Thread on #NHSWhitePaper - As @MattHancock hurriedly brings forward announcement of plans to reform the NHS in England what should we be looking for ? Here are my four key tests.
1. Will change mean greater accountability for workforce planning & development ? People are the greatest asset of the system and also the biggest challenge. Massive vacancy rates, growth in demand, systematic inequality and a need for respite post Covid need addressing.
At present there is no clear line of accountability for workforce. Local services actually employ people, but Sub regional fora have a role as do @NHSEngland but also @NHS_HealthEdEng so ministers and whole agencies can pass the buck and fail to address the challenges.
2. Will the change stop the NHS “playing shops”? The key element of the last NHS reorganisation was the imposition of an internal market and competition. This has led to multiple failings; competition rules preventing local service redesign is top of NHS bosses minds perhaps.
But there are other issues here to address. Too often the hard boundaries between NHS bodies gets in the way of doing what is right for patients. Investing in improvements p, including those which would save money overall, does not happen because the wrong body holds the budget.
Collaboration can be halted by budget parochialism.
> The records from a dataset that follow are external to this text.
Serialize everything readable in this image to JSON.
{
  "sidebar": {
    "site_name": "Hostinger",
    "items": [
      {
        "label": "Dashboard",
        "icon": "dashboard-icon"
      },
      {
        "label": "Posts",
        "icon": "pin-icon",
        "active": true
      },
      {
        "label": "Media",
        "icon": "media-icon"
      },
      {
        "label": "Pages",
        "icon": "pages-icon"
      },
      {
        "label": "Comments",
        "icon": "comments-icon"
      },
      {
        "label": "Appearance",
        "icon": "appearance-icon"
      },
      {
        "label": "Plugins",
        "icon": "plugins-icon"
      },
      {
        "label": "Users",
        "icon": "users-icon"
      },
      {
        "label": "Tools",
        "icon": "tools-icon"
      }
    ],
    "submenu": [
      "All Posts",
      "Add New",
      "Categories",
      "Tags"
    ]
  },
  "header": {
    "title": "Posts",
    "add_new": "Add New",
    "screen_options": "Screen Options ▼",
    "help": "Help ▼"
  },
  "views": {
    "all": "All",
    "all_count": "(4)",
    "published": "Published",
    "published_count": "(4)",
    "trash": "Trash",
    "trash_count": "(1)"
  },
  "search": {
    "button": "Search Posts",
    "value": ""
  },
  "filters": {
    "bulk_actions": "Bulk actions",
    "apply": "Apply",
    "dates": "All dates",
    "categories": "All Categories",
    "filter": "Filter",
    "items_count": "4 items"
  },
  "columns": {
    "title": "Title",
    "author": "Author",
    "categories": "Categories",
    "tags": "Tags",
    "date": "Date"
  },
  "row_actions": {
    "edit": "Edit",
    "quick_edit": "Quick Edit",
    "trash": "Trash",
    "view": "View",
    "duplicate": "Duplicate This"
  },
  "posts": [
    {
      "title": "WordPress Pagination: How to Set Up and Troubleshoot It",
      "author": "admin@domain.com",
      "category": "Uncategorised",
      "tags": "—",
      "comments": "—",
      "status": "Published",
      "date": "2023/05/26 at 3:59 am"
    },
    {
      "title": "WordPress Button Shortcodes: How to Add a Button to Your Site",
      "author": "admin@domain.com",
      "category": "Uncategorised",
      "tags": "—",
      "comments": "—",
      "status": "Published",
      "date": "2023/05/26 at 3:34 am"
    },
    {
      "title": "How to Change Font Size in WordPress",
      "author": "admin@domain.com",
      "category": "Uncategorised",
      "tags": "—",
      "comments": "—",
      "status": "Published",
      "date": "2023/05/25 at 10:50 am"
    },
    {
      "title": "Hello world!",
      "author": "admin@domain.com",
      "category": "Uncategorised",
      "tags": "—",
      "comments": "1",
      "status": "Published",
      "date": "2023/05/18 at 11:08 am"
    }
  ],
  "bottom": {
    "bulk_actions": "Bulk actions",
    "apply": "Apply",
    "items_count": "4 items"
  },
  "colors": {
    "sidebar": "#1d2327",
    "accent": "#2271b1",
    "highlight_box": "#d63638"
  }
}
If 3 physio services want to share rotations one trust might want to charge the others a fee for involvement for example. If change can refocus on population need, not individual budgets that will be a big step forward.
The ending of tendering would be a major step forward. In some areas it has resulted in overly complicated service provision eg seven different MSK providers with different pathways in one area. Again a population health perspective based on collaboration would be better.
The changes are unlikely to prevent sub contracting to the not for profit or private sector, but are likely to make this a more deliberate decisions where speciation support or capacity is needed, not the result of a cost driven tendering exercise.
3. Will the changes help collaboration and integration between health and social care? In some ways this is the most difficult challenge. Giving the bodies where the NHS and council formally collaborate proper legal standing is desirable.
But a legal basis for ICSs won’t address the most fundamental barrier to better integration which is the NHS and social care being funded and based on a totally different basis. Whilst care is a rationed and users pay integration is problematic.
4. Will change open up decision making locally ? National accountability through ministers to Parliament is one thing, but in a system where local decisions are arguably more immediately important for patients and staff, will change open up local decision making bodies ?
From patients, to local community representatives to staff there are a range of stakeholders who feel removed form the decisions that affect them. This is a chance to address this. Include provision for AHP leaders to be at the table, and create directors responsible for rehab.
Commit to social partnership arrangements at all levels and give a real voice to unions and professional bodies in regional and local workforce planning. Make patient engagement more than window dressing.
In reality much of the key local dimension may not be covered by detailed legislation but this is a key time to secure commitments from ministers, @NHSEngland and others that part of the reform will be to improve patient and staff engagement.
Many people have questioned the timing of change and whether staff and stakeholders want more change. For years @thecsp argued that constant reorganisation was disruptive whilst also highlighting the failings of the current system.
Implemented well, proposed changes need not be too disruptive. They way well, in time, lead to changes at service level but at least initially they would largely affect national and regional bodies and CCGs, rather than frontline services.